Si Wannacry se nourrit de rançons, de nombreux groupes exploitent les failles zero day de Microsoft Exchange qui permettent par exemple l’exécution de programmes (webshell) pour prendre la main sur une machine ou de voler les informations circulant sur le réseau. Le but premier est alors l’espionnage dans le milieu professionnel. On peut estimer à une trentaine de milliers de d’organisations gouvernementales ou entreprises atteintes pour le seul territoire des États-Unis. Pour la France, ce serait quinze mille serveurs sous menace. Bien entendu les comptes ne sont pas arrêtés.

Point commun avec la faille zero day de Wannacry : la faille remonte aux versions sorties 2013, soit un passage entre les gouttes des procédures qualité pendant huit ans. Comme quoi une faille peut résister à plusieurs années de contrôle d’une entreprise de la taille de Microsoft mais pas à une équipe de pirate.

SolarWinds

L’origine réside une fois de plus dans une faille zero day pour déployer la porte dérobée Supernova qui permet d’obtenir des droits sans avoir à s’authentifier sur les modules Orion de SolarWinds. Pour être complet, il faut préciser que c’est l’origine d’une des plus vastes opérations de cyber espionnage car les modules de SolarWinds sont diffusés auprès de trente trois mille professionnels pour la gestion centralisée des infrastructures informatiques et des réseaux.

L’affaire donne lieu à des ramifications. Microsoft a ainsi pu voir apparaitre une autre faille zero day dans Defender AV, un anti-virus. La faille autorise des acteurs externes à exécuter leur code à distance.

Zero day

« Notre objectif est avant tout la protection de nos clients et c’est pour cela que nous avons rapidement proposé des mises à jours de notre logiciel » précise Microsoft.

Très bien ! Mais ne serait-il pas préférable de réaliser un test de sortie des produits avant mise en production ?

L’affirmation selon laquelle « il reste toujours des bugs dans un logiciel » ne tient pas lorsque les dits bugs sont vus par des hackers tiers. Je crains que ça ne relève d’une philosophie non formalisée qui veut que les tests soient réalisés par le client et pris en compte dans des mises à jour.

Un responsable qualité devisait : « J’ai commencé avec la mécanique et alors la sanction est immédiate : si ça ne passe pas on refait. Puis dans l’électronique, quand ça ne marche pas un condensateur judicieusement placé gomme le problème. Avec l’informatique, c’est différent : il est normal que ça ne marche pas.

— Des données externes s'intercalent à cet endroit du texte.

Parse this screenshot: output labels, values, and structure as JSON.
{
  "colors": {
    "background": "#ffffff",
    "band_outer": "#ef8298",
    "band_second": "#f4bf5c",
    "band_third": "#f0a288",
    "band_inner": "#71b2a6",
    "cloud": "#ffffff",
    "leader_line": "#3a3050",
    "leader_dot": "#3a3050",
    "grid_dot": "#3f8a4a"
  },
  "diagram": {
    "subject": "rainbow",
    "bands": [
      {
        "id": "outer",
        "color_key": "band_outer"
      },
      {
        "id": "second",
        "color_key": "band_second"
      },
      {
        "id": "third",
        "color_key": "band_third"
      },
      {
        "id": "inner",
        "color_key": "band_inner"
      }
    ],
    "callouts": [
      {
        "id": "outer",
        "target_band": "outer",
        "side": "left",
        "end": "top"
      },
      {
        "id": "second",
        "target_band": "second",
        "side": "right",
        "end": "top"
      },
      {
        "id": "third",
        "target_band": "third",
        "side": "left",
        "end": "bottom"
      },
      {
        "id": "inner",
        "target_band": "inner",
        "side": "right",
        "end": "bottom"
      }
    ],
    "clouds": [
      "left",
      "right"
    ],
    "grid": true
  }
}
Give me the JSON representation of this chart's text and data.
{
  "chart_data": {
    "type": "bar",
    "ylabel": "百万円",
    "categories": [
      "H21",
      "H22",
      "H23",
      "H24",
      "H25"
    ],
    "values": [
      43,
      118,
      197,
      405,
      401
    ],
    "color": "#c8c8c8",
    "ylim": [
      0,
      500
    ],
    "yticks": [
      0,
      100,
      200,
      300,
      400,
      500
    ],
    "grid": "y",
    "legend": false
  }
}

On fera un patch ». Le problème est qu’il semble dans le vrai.

Peut-on continuer à traiter avec désinvolture les hôpitaux ou les réseaux ferrés pour qui une mise à jour d’applications critiques portant sur des milliers de terminaux est une épreuve hors de prix ?

Ne serait-il pas temps d’exiger des éditeurs de logiciels un minimum de comportement responsable en testant leurs produits comme tout industriel le fait ?

Quand vous entendrez “faille zero day”, n’oubliez pas de traduire par “contrôle efficacité zéro”.